Even so, some redistribution has been achieved. It is what Labour Governments are supposed to be for, and the reality is that Mr Brown has already gone some of the distance, despite impressions to the contrary. Mr Brown might appear to be the best Tory Chancellor since the war, but underneath it all, he's Labour through and through.

Part of the cleverness of Mr Brown's approach is that there's so little in it the better off can fundamentally disagree with. Nobody can object too much to the costs of a package of measures to help the poor if the intention is to make work pay. What's more, when this is balanced with progressive measures to help business and enterprise, to complain looks more churlish still. Certainly, there has been some grumbling, most loudly with the Government's attack on pension savings through the abolition of tax credits on dividends, but nearly everything the Chancellor has done has so far paid off, politically and economically.

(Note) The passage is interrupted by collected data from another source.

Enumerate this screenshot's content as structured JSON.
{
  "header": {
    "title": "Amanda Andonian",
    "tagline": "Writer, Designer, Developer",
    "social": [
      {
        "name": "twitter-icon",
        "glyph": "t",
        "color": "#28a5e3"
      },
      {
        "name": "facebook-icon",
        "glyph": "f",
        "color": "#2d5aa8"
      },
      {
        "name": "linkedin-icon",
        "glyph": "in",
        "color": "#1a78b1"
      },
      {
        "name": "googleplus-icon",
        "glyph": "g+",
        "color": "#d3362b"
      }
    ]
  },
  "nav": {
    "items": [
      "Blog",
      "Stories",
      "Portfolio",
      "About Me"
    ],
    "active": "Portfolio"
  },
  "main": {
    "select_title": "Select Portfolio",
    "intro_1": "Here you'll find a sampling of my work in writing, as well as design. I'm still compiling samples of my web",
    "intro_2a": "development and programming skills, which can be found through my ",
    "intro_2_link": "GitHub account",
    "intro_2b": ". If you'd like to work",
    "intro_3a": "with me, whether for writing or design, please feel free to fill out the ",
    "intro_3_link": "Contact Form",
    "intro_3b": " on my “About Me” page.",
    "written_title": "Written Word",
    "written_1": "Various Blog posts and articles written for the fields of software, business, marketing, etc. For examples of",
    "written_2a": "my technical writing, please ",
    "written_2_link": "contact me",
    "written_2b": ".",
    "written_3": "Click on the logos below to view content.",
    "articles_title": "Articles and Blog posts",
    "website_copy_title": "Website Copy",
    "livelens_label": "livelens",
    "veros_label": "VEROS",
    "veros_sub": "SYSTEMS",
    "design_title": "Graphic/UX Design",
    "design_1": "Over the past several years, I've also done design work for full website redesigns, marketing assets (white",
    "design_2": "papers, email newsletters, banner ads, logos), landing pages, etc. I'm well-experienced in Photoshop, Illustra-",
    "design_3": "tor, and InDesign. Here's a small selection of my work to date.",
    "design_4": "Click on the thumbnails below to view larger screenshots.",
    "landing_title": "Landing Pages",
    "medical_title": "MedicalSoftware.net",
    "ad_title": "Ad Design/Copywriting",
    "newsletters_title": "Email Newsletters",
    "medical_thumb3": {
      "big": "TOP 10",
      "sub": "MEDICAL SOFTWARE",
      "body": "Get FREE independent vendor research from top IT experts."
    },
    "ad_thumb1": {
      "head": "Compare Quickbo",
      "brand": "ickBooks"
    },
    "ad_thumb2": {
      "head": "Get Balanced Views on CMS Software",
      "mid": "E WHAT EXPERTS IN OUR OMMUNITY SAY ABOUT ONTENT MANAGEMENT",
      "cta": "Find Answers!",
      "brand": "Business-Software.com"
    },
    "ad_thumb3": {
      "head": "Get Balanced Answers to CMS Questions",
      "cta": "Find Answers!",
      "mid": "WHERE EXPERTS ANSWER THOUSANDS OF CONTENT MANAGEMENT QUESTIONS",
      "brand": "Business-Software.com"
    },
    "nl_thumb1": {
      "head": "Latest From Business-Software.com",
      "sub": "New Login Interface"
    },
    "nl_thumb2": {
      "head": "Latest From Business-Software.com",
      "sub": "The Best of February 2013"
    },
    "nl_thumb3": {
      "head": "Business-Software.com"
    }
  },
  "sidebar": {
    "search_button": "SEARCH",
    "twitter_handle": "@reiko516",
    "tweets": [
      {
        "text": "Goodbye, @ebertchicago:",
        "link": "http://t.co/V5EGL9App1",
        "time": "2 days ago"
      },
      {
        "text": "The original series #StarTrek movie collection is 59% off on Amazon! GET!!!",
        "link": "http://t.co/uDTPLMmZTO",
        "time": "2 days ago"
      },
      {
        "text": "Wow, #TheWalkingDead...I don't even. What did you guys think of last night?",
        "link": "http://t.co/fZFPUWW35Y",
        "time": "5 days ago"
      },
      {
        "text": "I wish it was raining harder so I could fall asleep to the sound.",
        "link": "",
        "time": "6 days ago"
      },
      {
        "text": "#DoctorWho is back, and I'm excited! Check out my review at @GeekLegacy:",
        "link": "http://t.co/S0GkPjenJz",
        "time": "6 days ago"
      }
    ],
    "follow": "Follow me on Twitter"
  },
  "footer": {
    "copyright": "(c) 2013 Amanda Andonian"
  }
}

At the same time, it has been impossible to fault the Chancellor on macro- economic policy. The borrowing requirement has come down faster than expected, and spending control has been tighter than anybody imagined possible. Those who carp that this week's Budget was not tough enough are simply posturing. They would be whingeing about the rising tax burden had it been any tighter.

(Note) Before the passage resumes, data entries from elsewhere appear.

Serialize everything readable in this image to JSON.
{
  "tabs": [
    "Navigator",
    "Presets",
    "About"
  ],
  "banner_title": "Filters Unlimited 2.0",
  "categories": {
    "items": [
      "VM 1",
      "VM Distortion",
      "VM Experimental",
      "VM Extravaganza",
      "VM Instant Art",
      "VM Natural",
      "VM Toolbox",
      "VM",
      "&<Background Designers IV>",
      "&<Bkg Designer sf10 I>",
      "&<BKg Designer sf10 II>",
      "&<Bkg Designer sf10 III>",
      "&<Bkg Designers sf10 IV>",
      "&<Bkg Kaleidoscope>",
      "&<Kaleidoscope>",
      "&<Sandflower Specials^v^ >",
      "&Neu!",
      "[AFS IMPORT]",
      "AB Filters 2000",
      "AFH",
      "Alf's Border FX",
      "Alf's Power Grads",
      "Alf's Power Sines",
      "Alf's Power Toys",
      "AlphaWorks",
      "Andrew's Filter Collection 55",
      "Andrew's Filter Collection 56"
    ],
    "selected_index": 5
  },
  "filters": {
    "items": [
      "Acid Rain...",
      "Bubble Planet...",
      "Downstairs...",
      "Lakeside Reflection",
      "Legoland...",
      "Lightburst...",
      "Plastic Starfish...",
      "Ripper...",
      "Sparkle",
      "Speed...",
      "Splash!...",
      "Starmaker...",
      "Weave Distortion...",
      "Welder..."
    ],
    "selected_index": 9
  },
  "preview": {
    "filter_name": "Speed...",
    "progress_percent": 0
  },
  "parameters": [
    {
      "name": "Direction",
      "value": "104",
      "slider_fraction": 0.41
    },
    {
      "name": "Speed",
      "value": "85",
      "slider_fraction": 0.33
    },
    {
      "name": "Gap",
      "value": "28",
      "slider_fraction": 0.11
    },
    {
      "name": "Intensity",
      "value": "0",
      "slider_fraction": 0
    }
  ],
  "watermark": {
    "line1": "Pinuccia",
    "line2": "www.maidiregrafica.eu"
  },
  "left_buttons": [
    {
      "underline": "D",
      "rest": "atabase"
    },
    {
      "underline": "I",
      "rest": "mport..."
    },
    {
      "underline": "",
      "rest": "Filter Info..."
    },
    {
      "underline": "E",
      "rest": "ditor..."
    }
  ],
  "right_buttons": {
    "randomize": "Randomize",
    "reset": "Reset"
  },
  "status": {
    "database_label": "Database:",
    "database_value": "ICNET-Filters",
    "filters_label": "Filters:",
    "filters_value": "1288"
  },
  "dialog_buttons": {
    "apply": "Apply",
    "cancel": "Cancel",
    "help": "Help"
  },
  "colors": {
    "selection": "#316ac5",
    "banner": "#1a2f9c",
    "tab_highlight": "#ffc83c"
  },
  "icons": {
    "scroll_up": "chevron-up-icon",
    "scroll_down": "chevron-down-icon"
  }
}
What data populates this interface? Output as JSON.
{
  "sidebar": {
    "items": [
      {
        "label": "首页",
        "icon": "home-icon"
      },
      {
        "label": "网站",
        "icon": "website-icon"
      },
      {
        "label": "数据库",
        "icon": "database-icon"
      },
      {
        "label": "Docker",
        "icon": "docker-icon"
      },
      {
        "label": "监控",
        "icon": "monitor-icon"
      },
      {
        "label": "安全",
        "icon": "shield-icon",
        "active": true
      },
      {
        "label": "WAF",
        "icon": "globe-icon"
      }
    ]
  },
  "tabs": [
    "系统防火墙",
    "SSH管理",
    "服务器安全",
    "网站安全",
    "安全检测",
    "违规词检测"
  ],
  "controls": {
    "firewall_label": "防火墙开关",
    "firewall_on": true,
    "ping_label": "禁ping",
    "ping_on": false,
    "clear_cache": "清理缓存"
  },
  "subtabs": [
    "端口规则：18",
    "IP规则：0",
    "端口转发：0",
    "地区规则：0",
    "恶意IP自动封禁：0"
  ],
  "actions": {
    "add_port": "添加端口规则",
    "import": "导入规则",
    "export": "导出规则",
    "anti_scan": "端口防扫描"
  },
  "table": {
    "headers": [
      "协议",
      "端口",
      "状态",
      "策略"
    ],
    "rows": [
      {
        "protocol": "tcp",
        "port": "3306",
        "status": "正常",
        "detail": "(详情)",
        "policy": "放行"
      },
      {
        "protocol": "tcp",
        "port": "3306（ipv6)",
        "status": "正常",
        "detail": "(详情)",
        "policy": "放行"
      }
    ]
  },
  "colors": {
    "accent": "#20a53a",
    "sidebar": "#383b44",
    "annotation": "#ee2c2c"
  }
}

If there is a cloud on the horizon, it is the strength of the pound. The irony here is that Mr Brown handed the reins over to the Bank of England to take the politics out of interest rate decisions and make sure that if there were tough choices, they would be taken. But who can doubt on his present showing that the Chancellor would have raised rates further and faster if it had been left to him rather than the timorous doves on the Monetary Policy Committee?

Lower interest rates might take the heat out of the pound but given how much of the present monetary tightening in the economy is itself down to the strength of sterling, that could prove very much a double edged sword. The effect would be doubly inflationary. Alternatively, an immediate sharp increase in rates along with a statement, like the one the MPC issued in August, saying there was no more inclination to tighten, might send sterling lower, such is the psychology of markets.

Strangely, then, the one big question mark hanging over Mr Brown's first innings is not one directly of his own making. There's already been a considerable fiscal tightening under Mr Brown; monetary policy has to be allowed to do the rest in the fight against inflation. With the public finances in good shape, the stock market at another record high and a start made on necessary microeconomic reforms, the Chancellor can afford to ignore the few post-Budget grumbles there are.